As scarcity of premium motor spirit and diesel ravages Nigeria, the Northern Broadcast Media Owners Association (NBMOA) has warned that radio and television stations would soon shut down their operations in the northern part of the country.
The association added that epileptic power supply has also compounded their situation. The association is made up of owners of radio and TV stations in the 19 northern state of the country.
Nigerians have been experiencing a serious fuel scarcity which resulted into long queues at filling stations across the country with many of the stations out of supply.
Some weeks ago, the Nigerian National Petroleum Corporation (NNPC) urged Nigerians to be patient, saying it had distributed products nationwide to end the scarcity that had lingered for weeks.
The NNPC said this in a statement by GarbaDeen Muhammad, the Group General Manager, Group Public Affairs Division of the NNPC Limited.

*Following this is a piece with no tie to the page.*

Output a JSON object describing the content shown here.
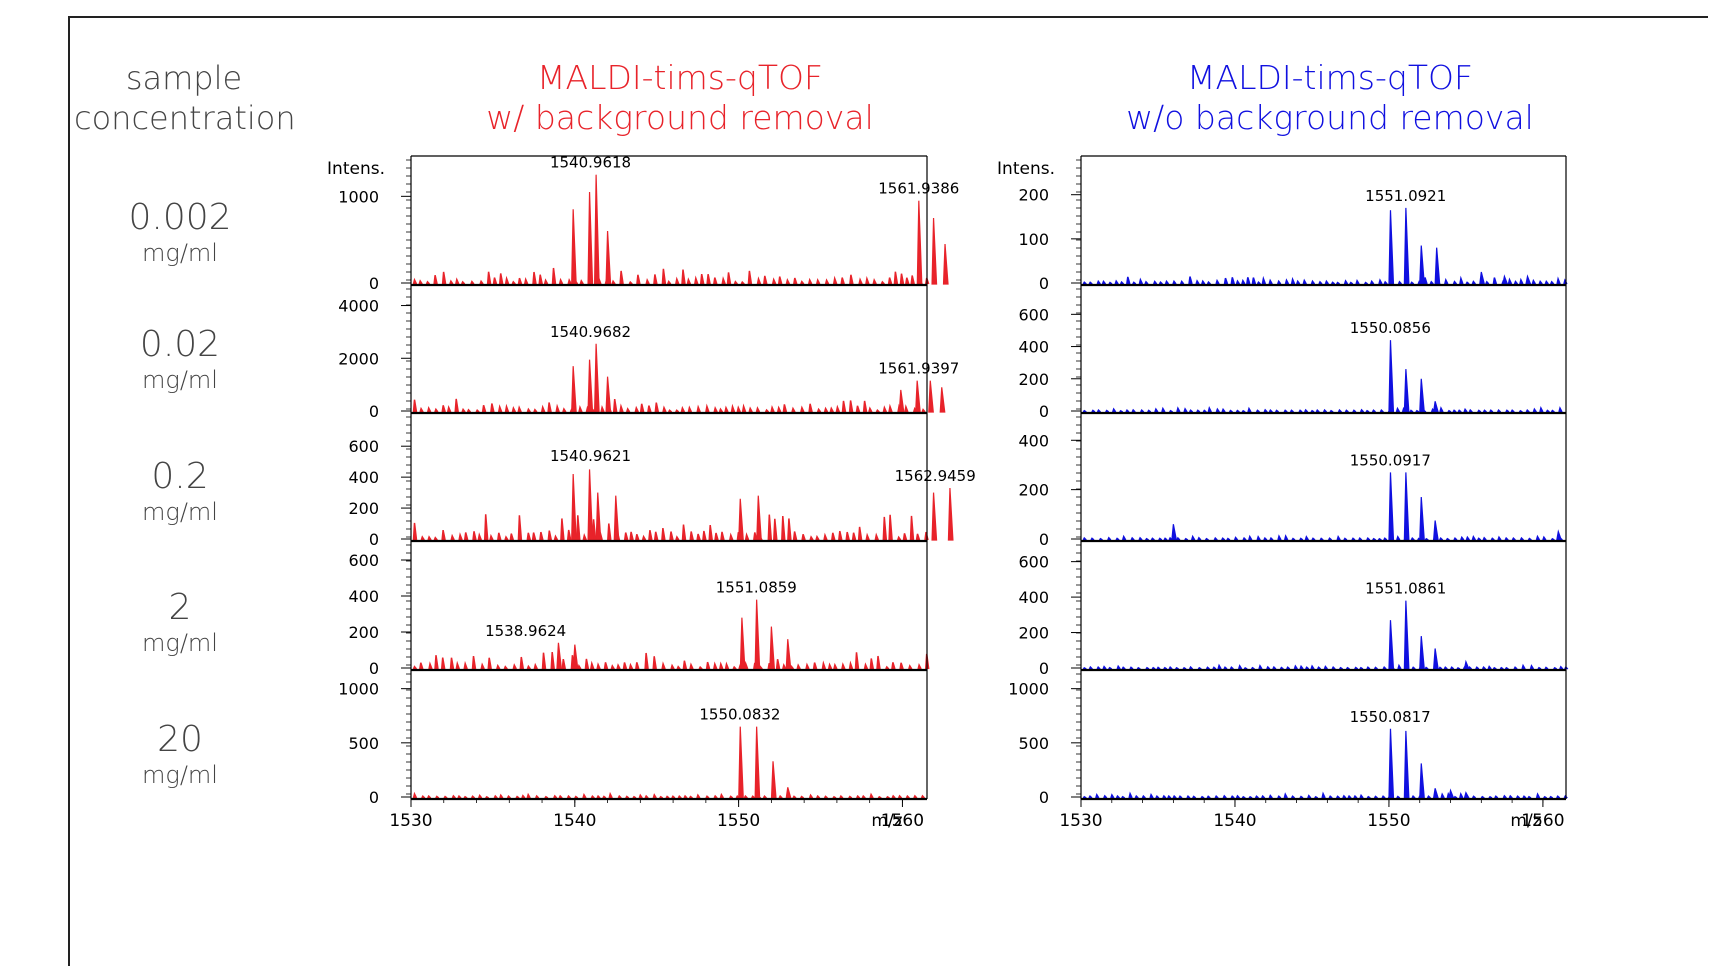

The corporation urged Nigerians to be patient, saying it has sufficient stock of petroleum products for distribution across the country. It said it was engaging depot operators to load products round the clock to accelerate the restoration of normal distribution.
We’re in a serious situation – Broadcasters
In an interview with BBC Hausa Monday evening as monitored by PREMIUM TIMES, the immediate former Chairman of the association, Tijjani Ramalan, said members of the association were finding it difficult to operate because of the fuel and diesel scarcity in the country.
“We are going through tough times to be on air because first, there is no stable electricity and the scarcity in fuel and diesel is always increasing. It is disheartening because we don’t have a way out of the problems. You people need to know that 100 per cent of our operations are being done with diesel or fuel because there is no electricity,” he said.
Mr Ramalan, who is the Chairman of Liberty Radio and Television, said a litre of diesel has now reached between N720 and N730 which he said he cannot afford.
He called on the federal government to take measures and ensure improvement in electricity supply across the country for broadcast organisations and other businesses to continue operating.
“As I stated earlier there are issues but our main problem now is the diesel scarcity which if not taken care of may lead to us shutting our operations which means our workers to stay at home till the situation improves,” he added.